Pertama, mitos bahwa PNB adalah keharusan. Mitos ini seperti sudah begitu berurat-berakar, bahwa PNB adalah enak dan perlu. Padahal, bisa dipertanyakan, apa memang perlu diadakan PNB? Untuk apa? Jika PNB perlu, bahkan dilakukan pada skala nasional dan dijadikan acara resmi kenegaraan, maka perlukah juga diadakan WB (Waisak Bersama), NB (Nyepi Bersama), IFB (Iedul Fitri Bersama), IAB (Idul Adha Bersama), MNB (Maulid Nabi Bersama), IMB (Isra’ Mi’raj Bersama), IB (Imlek Bersama). Jika semua itu dilakukan, mungkin demi alasan efisiensi dan pluralisme beragama, akan ada yang usul, sebaiknya semua umat beragama merayakan HRB (Hari Raya Bersama), yang menggabungkan hari raya semua agama menjadi satu. Di situ diperingati bersama kelahiran Tuhan Yesus, peringatan Nabi Muhammad SAW, dan kelahiran dewa-dewa tertentu, dan sebagainya. 

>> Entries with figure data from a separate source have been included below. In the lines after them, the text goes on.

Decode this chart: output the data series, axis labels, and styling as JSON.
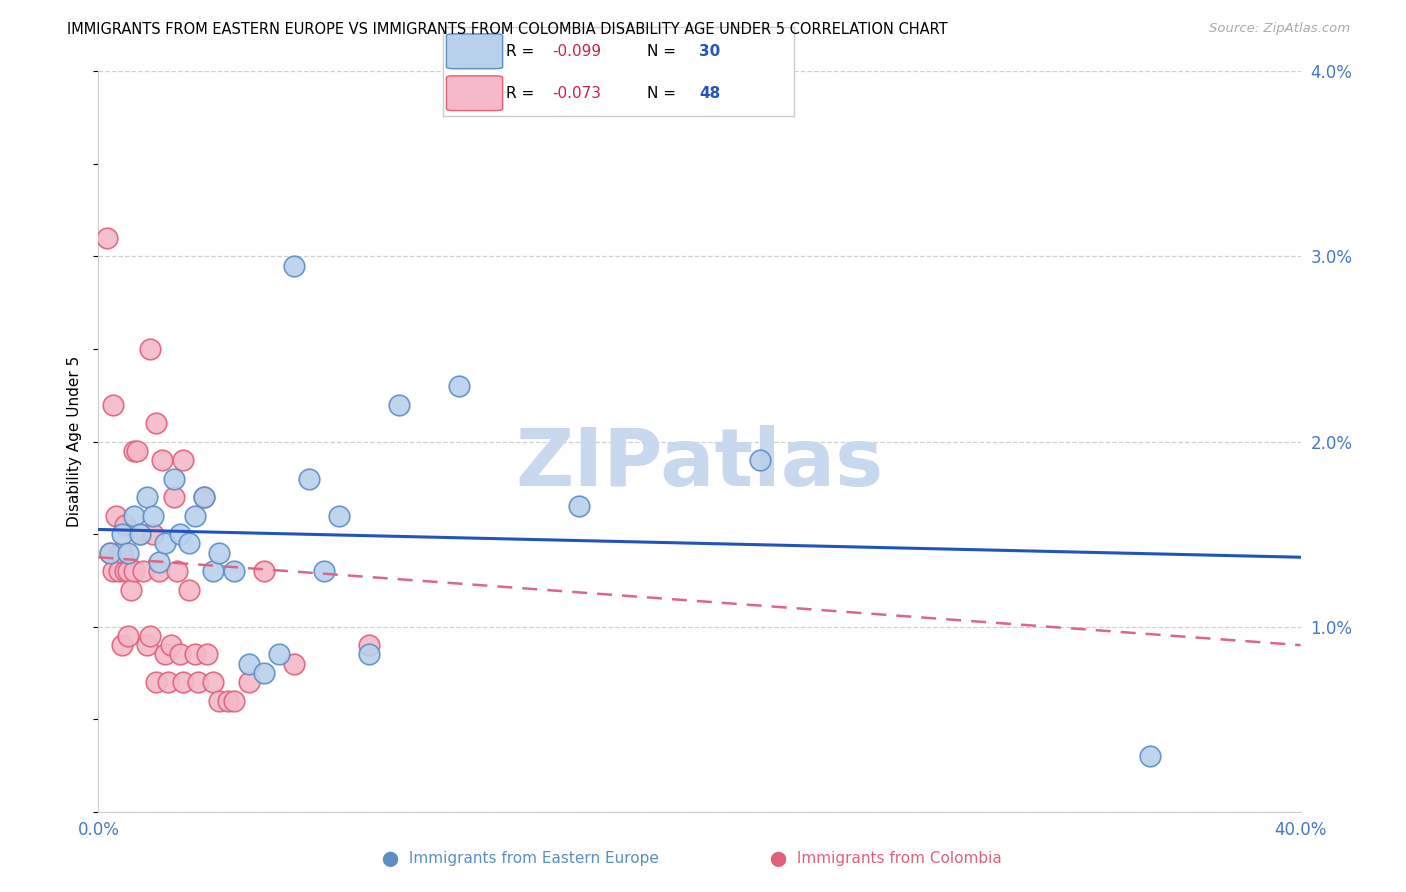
{
  "title": "IMMIGRANTS FROM EASTERN EUROPE VS IMMIGRANTS FROM COLOMBIA DISABILITY AGE UNDER 5 CORRELATION CHART",
  "source": "Source: ZipAtlas.com",
  "ylabel": "Disability Age Under 5",
  "x_min": 0.0,
  "x_max": 0.4,
  "y_min": 0.0,
  "y_max": 0.04,
  "x_ticks": [
    0.0,
    0.1,
    0.2,
    0.3,
    0.4
  ],
  "y_ticks": [
    0.0,
    0.01,
    0.02,
    0.03,
    0.04
  ],
  "y_tick_labels_right": [
    "",
    "1.0%",
    "2.0%",
    "3.0%",
    "4.0%"
  ],
  "series1_color": "#b8d0eb",
  "series1_edge": "#5b8ec4",
  "series2_color": "#f5b8c8",
  "series2_edge": "#e0607a",
  "trendline1_color": "#2255bb",
  "trendline2_color": "#dd6688",
  "r1": "-0.099",
  "n1": "30",
  "r2": "-0.073",
  "n2": "48",
  "watermark_text": "ZIPatlas",
  "watermark_color": "#c8d8ee",
  "blue_scatter_x": [
    0.004,
    0.008,
    0.01,
    0.012,
    0.014,
    0.016,
    0.018,
    0.02,
    0.022,
    0.025,
    0.027,
    0.03,
    0.032,
    0.035,
    0.038,
    0.04,
    0.045,
    0.05,
    0.055,
    0.06,
    0.065,
    0.07,
    0.075,
    0.08,
    0.09,
    0.1,
    0.12,
    0.16,
    0.22,
    0.35
  ],
  "blue_scatter_y": [
    0.014,
    0.015,
    0.014,
    0.016,
    0.015,
    0.017,
    0.016,
    0.0135,
    0.0145,
    0.018,
    0.015,
    0.0145,
    0.016,
    0.017,
    0.013,
    0.014,
    0.013,
    0.008,
    0.0075,
    0.0085,
    0.0295,
    0.018,
    0.013,
    0.016,
    0.0085,
    0.022,
    0.023,
    0.0165,
    0.019,
    0.003
  ],
  "pink_scatter_x": [
    0.003,
    0.004,
    0.005,
    0.005,
    0.006,
    0.007,
    0.007,
    0.008,
    0.008,
    0.009,
    0.009,
    0.01,
    0.01,
    0.011,
    0.012,
    0.012,
    0.013,
    0.014,
    0.015,
    0.016,
    0.017,
    0.017,
    0.018,
    0.019,
    0.019,
    0.02,
    0.021,
    0.022,
    0.023,
    0.024,
    0.025,
    0.026,
    0.027,
    0.028,
    0.028,
    0.03,
    0.032,
    0.033,
    0.035,
    0.036,
    0.038,
    0.04,
    0.043,
    0.045,
    0.05,
    0.055,
    0.065,
    0.09
  ],
  "pink_scatter_y": [
    0.031,
    0.014,
    0.013,
    0.022,
    0.016,
    0.014,
    0.013,
    0.009,
    0.014,
    0.013,
    0.0155,
    0.013,
    0.0095,
    0.012,
    0.0195,
    0.013,
    0.0195,
    0.015,
    0.013,
    0.009,
    0.025,
    0.0095,
    0.015,
    0.021,
    0.007,
    0.013,
    0.019,
    0.0085,
    0.007,
    0.009,
    0.017,
    0.013,
    0.0085,
    0.007,
    0.019,
    0.012,
    0.0085,
    0.007,
    0.017,
    0.0085,
    0.007,
    0.006,
    0.006,
    0.006,
    0.007,
    0.013,
    0.008,
    0.009
  ],
  "trendline1_x": [
    0.0,
    0.4
  ],
  "trendline1_y": [
    0.01525,
    0.01375
  ],
  "trendline2_x": [
    0.0,
    0.4
  ],
  "trendline2_y": [
    0.01375,
    0.009
  ]
}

Keharusan PNB sebenarnya adalah sebuah mitos. Jika kaum Kristen merayakan Natal, mengapa mesti melibatkan kaum agama lain? Ketika itu mereka memperingati kelahiran Tuhan Yesus, maka mengapa mesti memaksakan umat agama lain untuk mendengarkan cerita tentang Yesus dalam versi Kristen? Mengapa doktrin tentang Yesus sebagai juru selamat umat manusia itu tidak diyakini diantara pemeluk Kristen sendiri? 

Di sebuah negeri Muslim terbesar di dunia, seperti Indonesia, wacana tentang perlunya PNB adalah sebuah keanehan. Kita tidak pernah mendengar bahwa kaum Kristen di AS, Inggris, Kanada, Australia, misalnya, mendiskusikan tentang perlunya dilaksanakan IFB (Idul Fitri Bersama), agar mereka disebut toleran. Bahkan, mereka tidak merasa perlu menetapkan Idul Fitri sebagai hari libur nasional. Padahal, di Inggris, Kanada, dan Australia, mereka menjadikan 26 Desember sebagai “Boxing Day” dan hari libur nasional. Selain Natal, hari Paskah diberikan libur sampai dua hari (Easter Sunday dan Esater Monday). Di Kanada dan Perancis, Hari Natal juga libur dua hari. Hari libur nasional di AS meliputi, New Year’s Day (1 Januari), Martin Luther King Jr Birthday (17 Januari), Washingotn’s Birthday (21 Februari), Memorial Day (30 Mei), Flag Day (14 Juni), Independence Day (4 Juli), Labour Day (5 September), Columbus Day (10 Oktober), Veterans Day (11 November), Thanksgiving’s Day (24 November), Christmas Day (25 Desember). 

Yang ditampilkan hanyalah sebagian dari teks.